En Équateur, l’élection de l’actuel président, Rafael Correa, a entraîné la rédaction de la nouvelle constitution, promulguée en 2008, qui sort du lot « non seulement parce qu’elle reconnaît le droit à la participation dans les processus communicationnels et à une citoyenneté bien informée, mais aussi parce qu’elle établit un troisième secteur de la communication, les moyens communautaires », affirme Sally Burch, journaliste de l’Agence d’information latino-américaine (Alai). « Le projet de loi est le fruit de plus de deux années de séances publiques, de débats, de propositions et d’actions de la part des organisations, des instances sociales et de plusieurs autres contributions, qui font de cette loi l’une des plus controversées du pays », déclare-t-elle. Le pays qui a offert l’asile politique au fondateur de WikiLeaks, Julian Assange, a approuvé sa loi de communication en juin 2013. L’opposition l’appelle la « Loi bâillon ». Avec des normes semblables à celles de la loi argentine, la loi équatorienne souligne la promotion de la diversité, étant donné que le pays est multiculturel, composé de 14 nationalités et peuples.

La Bolivie, « refondée » en 2009 par le président Evo Morales comme « État plurinational », adopte sa nouvelle législation relative aux communications en 2011. Celle-ci garantit aux populations autochtones un espace dans la radiodiffusion et prévoit un programme de financement pour « l’expansion d’information présentant un intérêt social ». En Uruguay, en décembre dernier, la Chambre a approuvé le projet de loi des services de communication audiovisuelle, initiative du gouvernement de José Mujica, qui le présente comme une amélioration de la démocratie. L’opposition, indignée par les réformes du pays, s’interroge sur la progression de cette loi en pleine année électorale, alors que la procédure est au Sénat. Au Pérou, l’année 2014 a commencé par un débat sur la concentration des médias, lancé par le président lui-même, insatisfait de l’augmentation de 70 % du contrôle de la communication dans le pays par le groupe El Comércio. Dans son plan d’action gouvernemental, Ollanta Humala avait déjà placé la discussion dans un cadre régulateur des communications.

Dans tous ces pays, la dissolution des corporations médiatiques a suscité une opposition féroce des moyens de communication privés. La Société interaméricaine de presse (SIP) a ensuite condamné les nouvelles lois. « Je pense que le principal point de départ de toutes ces lois réside dans le fait que la communication est un droit et pas seulement une activité », explique Pedro Ekman, du collectif Intervozes. « C’est absolument révolutionnaire pour la tradition latino-américaine qui, différente de la tradition européenne par exemple, a toujours vu dans la communication privée une vérité absolue. Les chaînes publiques et communautaires ont gagné de l’espace, lequel était auparavant attribué de préférence à ceux qui avait pour objectif de tirer des bénéfices de leurs informations », dit-il.

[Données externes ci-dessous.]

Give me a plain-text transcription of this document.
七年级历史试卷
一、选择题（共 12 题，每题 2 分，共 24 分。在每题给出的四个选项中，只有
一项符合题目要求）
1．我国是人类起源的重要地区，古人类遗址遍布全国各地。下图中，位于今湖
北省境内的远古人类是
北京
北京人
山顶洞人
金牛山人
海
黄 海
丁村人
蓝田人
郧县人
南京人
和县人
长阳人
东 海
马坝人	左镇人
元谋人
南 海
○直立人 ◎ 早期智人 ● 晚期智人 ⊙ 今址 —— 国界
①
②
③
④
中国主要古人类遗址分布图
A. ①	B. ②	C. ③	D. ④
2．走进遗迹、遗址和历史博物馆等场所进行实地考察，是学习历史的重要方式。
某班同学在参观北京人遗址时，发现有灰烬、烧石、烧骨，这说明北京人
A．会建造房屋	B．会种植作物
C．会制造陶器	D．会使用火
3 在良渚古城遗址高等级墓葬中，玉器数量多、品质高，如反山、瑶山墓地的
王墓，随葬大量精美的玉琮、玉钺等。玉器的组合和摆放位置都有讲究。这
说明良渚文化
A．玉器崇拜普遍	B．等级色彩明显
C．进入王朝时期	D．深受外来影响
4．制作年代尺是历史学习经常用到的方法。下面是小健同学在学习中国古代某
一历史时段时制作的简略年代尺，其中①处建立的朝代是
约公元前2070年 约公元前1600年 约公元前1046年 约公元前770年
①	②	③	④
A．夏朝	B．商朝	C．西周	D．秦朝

Pays plus riches, défis plus grands

Les plus grands défis pour la démocratisation de la communication concernent les pays ayant les PIB les plus importants dans la région : le Mexique et le Brésil. Dans ces deux pays, la lutte date et elle mobilise des fronts d’organisations comme l’Association mondiale des radiodiffuseurs communautaires (Amarc), l’Association mexicaine du droit à l’information (Amedi) et le Forum national pour la démocratisation de la communication (FNDC), au Brésil.

Au Mexique, depuis la campagne électorale de 2012, la prise de conscience quant à la manipulation de l’information par le duopole – TV Azteca et Televisa – semble atteindre de nouveaux secteurs de la population. Un mouvement contre la candidature de l’actuel président, Peña Nieto, a pris de grandes proportions en mettant la démocratie dans les communications au centre de ses préoccupations. Le mouvement jeune YoSoy132 et les organisations qui travaillent depuis toujours sur le sujet dans le pays ont élaboré le « document d’exigences minimales » dans lequel dix points fondamentaux concernent la démocratisation des moyens de communication.

La surprise a été la série de mesures annoncée par le président au mois de mars, concernant la réforme des lois de télécommunications visant directement la chaîne de télé qui a soutenu sa campagne. L’homme le plus riche du monde, Carlos Slim, se verra peut-être dans l’obligation de partager son monopole, son infrastructure et pourra peut-être perdre le privilège de transmettre en exclusivité des événements comme les coupes du monde ou les jeux olympiques. Le projet de loi ouvre les réseaux de télévision et les services de téléphonie mobile à l’investissement étranger, ce qui semble être le principal objectif, qui est tout à fait cohérent avec la politique conservatrice de Peña Nieto.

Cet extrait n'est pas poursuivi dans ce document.